About 60 employees in Clark County’s development services will be laid off today , the latest casualties of the area’s ailing construction industry.
County officials on Thursday wouldn’t identify the jobs that will be slashed because employees who will be affected hadn’t been notified yet.
More layoffs could be in store in other departments as the county faces declining tax revenue and an impending money grab from the state Legislature.
“The action we’re taking in development services could be a precursor of more to come,” county spokesman Erik Pappa said.
Property tax revenue is already showing a $30 million dip from last year and is expected to fall further after property owners appeal their assessed values, he said.
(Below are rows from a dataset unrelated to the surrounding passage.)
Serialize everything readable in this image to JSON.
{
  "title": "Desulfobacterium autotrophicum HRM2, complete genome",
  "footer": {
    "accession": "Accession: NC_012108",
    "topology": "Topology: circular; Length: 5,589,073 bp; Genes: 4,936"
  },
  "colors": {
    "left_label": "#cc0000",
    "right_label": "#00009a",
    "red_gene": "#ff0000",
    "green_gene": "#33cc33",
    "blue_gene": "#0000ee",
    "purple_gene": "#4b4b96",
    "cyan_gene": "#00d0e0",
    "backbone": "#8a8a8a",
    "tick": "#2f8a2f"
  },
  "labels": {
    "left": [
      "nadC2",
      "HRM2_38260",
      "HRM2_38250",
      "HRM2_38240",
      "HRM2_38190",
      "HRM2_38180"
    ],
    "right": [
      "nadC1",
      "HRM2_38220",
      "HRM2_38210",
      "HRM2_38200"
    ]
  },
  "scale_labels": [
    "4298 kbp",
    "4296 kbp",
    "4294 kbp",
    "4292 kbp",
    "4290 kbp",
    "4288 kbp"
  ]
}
Plus, the governor’s budget plan, if enacted, could cost the county about $125 million a year.
No specific departments have been targeted yet for future layoffs, he added.
This is the third wave of layoffs in development services, a department that has seen builders’ fees for projects — its main source of revenue — fall precipitously.
In the previous two rounds of staffing cuts, some workers were bumped to other jobs and some were reinstated after the state labor board ruled that they were laid off improperly.
This time, there’s hardly any place left to transfer workers, so nearly all who are let go today will remain out of a job, county and union officials said.
The latest layoffs will whittle staffing to 170 people. Roughly 380 jobs in the department have been eliminated since the peak of the building boom five years ago.
“It’s kind of a really unfortunate sign of the times,” said Nick DiArchangel, spokesman for the Service Employees International Union Local 1107. “It’s a hard thing to see.”
The number of building permits hovers at about 42,000, a steep decline from almost 100,000 in 2005.
“There’s no sign of it turning around,” Pappa said.
A year ago, the county slashed 67 jobs in development services, mostly affecting building inspectors.
In 2009, 51 jobs were eliminated in the department’s civil division. About half the workers were laid off and half transferred to other departments.
Of those let go, about 20 regained their jobs after the Local Government Employee-Management Relations Board order them reinstated. The county paid more than $2 million in back pay and benefits.
The board ruled that county managers misused the exemption that lets them keep less-senior workers whom they believe have crucial skills and knowledge. The labor contract generally calls for laying off the more junior employees first and the senior ones last.
DiArchangel said the union will ensure that the county follows proper guidelines for laying off workers. But union leaders don’t foresee problems this time, he said.
When a department that depends on fees shows a sharp decrease in workload, no one can argue against county officials cutting jobs, DiArchangel said. “They have the flexibility to say we need to lay these people off.”